Allergenkarenz zur Therapie

Diagnostisch gesichert wird der Verdacht auf eine EAA durch eine positive Anamnese mit Antigenexposition und expositionsabhängigen Symptomen, spezifische IgG-Antikörper im Serum, Sklerophonie, typische radiologische Zeichen (Milchglasinfiltrate, zentrilobuläre Noduli) sowie einen erniedrigten Sauerstoffpartialdruck in Ruhe und/oder bei Belastung bzw. eine eingeschränkte Kohlenmonoxid-Diffusionskapazität. Wenn nicht alle Kriterien erfüllt sind, kann zusätzlich eine Bronchoskopie mit Lavage vorgenommen (Lymphozytose) und eventuell ein Karenz- oder auch Provokationstest gemacht werden. "Eine Sensibilisierung ohne Symptome hat keine prognostische Bedeutung", so die Pneumologin.

Zur Therapie genügt in der Regel die Allergenkarenz, bei starker Symptomatik kann ggf. ein systemisches Kortikosteroid (etwa Prednisolon 40 mg/kg KG für ein bis zwei Monate) eingesetzt werden.

Die sogenannte Hot-Tub-Lung ("Whirlpool-Lunge") ist laut Oltmanns "ein bisschen zwischen EAA und Infektion". Die Patienten werden häufig positiv auf Mycobacterium avium und negativ auf sepzifische IgG-Antikörper getestet. "Das heißt aber nicht, dass sie antimikrobiell behandelt werden müssen". Auch bei ihnen besteht die Therapie in der Allergenvermeidung und eventuell zusätzlich inhalativen Kortikosteroiden.
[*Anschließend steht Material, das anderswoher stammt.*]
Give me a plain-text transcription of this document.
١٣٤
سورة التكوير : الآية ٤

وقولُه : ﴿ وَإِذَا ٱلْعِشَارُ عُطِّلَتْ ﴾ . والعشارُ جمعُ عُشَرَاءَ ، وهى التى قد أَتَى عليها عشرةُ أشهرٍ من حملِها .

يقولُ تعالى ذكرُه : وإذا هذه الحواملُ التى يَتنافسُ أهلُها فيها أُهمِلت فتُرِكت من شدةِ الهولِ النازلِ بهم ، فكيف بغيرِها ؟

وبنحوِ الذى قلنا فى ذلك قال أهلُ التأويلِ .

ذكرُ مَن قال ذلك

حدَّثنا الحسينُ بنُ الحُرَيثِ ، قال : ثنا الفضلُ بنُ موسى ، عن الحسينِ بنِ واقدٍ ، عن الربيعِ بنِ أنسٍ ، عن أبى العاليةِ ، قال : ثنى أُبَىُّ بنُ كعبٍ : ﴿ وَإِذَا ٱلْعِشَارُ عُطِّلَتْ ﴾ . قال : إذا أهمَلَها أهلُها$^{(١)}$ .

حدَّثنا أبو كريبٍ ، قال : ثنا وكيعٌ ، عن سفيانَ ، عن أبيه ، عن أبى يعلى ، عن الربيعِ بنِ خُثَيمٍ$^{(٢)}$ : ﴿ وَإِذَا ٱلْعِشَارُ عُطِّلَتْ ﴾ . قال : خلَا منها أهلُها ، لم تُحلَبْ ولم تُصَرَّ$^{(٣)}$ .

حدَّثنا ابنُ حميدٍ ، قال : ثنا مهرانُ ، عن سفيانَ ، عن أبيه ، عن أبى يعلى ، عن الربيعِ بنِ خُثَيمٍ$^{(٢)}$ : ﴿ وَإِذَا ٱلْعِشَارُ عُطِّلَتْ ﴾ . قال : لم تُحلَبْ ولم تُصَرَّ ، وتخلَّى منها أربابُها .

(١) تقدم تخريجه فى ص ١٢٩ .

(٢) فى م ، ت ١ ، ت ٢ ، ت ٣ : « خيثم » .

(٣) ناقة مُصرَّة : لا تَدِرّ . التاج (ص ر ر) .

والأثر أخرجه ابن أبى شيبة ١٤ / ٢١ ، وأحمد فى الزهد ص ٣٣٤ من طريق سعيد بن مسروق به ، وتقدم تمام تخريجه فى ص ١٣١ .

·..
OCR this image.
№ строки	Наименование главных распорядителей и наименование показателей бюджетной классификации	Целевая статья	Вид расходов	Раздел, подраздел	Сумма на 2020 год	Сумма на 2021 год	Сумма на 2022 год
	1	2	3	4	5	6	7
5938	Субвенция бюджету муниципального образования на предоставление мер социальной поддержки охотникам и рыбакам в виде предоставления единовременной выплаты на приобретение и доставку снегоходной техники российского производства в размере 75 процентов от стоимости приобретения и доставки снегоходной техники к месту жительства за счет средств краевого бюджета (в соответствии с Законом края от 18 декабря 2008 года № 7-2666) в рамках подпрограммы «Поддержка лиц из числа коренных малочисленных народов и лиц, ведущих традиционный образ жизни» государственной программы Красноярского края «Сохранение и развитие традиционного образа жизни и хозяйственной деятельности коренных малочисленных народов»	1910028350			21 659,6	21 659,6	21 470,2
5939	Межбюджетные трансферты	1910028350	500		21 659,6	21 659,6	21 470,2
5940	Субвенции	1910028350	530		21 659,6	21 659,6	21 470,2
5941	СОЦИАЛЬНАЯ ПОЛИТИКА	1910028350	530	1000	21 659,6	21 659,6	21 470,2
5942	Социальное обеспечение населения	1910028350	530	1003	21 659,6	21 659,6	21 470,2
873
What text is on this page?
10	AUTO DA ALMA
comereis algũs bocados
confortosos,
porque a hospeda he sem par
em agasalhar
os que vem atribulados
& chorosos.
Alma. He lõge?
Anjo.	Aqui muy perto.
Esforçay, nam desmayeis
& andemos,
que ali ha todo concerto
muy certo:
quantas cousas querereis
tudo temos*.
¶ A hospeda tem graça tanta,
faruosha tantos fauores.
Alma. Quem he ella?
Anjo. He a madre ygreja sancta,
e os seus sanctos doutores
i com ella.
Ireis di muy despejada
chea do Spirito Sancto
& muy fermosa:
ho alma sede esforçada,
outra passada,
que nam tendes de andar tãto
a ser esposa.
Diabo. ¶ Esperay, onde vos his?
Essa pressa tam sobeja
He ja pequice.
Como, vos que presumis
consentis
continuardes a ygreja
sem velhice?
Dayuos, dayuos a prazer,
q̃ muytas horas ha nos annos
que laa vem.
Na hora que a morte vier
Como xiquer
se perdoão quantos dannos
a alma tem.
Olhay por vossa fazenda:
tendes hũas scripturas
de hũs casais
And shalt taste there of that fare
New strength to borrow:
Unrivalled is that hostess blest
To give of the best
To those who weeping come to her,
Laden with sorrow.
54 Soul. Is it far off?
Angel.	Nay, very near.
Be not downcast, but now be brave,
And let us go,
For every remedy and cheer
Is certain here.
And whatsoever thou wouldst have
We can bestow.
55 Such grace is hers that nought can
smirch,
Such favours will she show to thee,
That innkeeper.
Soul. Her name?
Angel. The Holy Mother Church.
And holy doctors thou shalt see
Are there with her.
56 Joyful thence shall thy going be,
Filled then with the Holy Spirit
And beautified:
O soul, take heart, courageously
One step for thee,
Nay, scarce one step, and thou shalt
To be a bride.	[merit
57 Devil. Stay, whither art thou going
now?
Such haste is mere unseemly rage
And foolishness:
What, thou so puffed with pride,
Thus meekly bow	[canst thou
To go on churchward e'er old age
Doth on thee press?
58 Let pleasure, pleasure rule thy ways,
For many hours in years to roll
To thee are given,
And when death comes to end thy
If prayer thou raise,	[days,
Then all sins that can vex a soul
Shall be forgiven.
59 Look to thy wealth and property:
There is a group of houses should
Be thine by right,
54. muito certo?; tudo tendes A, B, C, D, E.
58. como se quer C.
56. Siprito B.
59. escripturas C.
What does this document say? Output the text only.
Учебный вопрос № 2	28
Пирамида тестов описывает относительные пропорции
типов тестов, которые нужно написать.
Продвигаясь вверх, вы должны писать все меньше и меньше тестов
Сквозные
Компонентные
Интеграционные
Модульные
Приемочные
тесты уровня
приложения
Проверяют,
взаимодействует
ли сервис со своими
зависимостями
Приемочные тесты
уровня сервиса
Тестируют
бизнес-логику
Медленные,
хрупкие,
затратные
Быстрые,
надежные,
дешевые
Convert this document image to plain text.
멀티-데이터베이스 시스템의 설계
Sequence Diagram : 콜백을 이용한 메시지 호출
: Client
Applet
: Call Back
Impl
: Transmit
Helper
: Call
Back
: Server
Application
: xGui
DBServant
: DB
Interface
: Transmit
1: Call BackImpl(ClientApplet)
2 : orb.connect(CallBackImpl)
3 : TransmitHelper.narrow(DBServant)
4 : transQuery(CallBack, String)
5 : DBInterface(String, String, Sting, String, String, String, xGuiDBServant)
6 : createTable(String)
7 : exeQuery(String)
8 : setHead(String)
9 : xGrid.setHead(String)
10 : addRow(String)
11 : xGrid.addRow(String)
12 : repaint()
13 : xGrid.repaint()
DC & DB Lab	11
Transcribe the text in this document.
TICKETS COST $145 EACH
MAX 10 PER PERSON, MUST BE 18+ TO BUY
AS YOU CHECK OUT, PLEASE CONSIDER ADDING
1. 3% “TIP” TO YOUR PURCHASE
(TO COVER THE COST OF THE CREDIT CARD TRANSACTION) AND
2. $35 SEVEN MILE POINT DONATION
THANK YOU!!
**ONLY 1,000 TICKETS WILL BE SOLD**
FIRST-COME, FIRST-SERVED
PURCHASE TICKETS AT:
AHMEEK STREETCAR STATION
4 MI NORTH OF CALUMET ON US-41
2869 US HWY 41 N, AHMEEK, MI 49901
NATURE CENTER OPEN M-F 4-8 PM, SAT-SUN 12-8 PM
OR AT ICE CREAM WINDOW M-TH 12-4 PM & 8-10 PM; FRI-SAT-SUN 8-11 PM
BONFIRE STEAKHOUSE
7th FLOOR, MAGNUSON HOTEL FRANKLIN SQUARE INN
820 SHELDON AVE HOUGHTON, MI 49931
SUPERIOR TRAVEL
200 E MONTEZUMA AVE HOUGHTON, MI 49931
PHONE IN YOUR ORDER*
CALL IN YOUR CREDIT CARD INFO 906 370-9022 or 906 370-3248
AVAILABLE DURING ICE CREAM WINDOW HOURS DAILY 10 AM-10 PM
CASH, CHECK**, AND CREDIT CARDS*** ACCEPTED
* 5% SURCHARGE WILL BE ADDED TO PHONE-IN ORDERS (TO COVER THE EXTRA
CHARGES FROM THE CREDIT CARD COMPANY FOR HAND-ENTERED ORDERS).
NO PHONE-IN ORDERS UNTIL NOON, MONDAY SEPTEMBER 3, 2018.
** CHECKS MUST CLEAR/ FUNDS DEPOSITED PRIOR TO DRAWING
Bei einem anderen Hobby ist keine Detektivarbeit erforderlich: "Spektakuläre Effekte" werden auf Internetseiten versprochen, die Brandmittel für Feuerschlucker und -spucker anbieten. Wenn es schlecht läuft, bekommt die auch der Pneumologe zu sehen. "Die Pyrofluide enthalten Petroleum. Wenn sie inhaliert werden, kommt es zu einer Zerstörung von Surfactant und einer Lipidpneumonie", warnte Oltmanns. Schon die Inhalation von winzigen Partikeln macht sich sofort durch Erstickungsgefühl und Husten bemerkbar. Innerhalb weniger Stunden kommen Atemnot, Brustschmerz und Fieber hinzu. Ärztlicherseits lassen sich Rasselgeräusche, Obstruktion und erhöhte Entzündungsparameter (aber ein nomales Procalcitonin) feststellen. Im Röntgenbild sind basale Verschattungen und Konsolidierungen zu sehen, im CT Milchglasinfiltrate und später Pneumatozelen. Falls eine Lavage gemacht wird, zeigt sich eine Neutrophilie; histologisch besteht eine proliferative Bronchiolitis.

Für die Therapie der Lipidpneumonie gibt es keine Evidenz. Laut Oltmanns werden oft Kortikoide und prophylaktisch auch Antibiotika gegeben, sowie unterstützend Sauerstoff. Wiederholte Bronchoskopien mit Lavage seien nicht indiziert. Zwar kann es zu einer bakteriellen Superinfektion und einem ARDS kommen – "aber generell haben die Patienten eine gute Prognose", so die Pneumologin.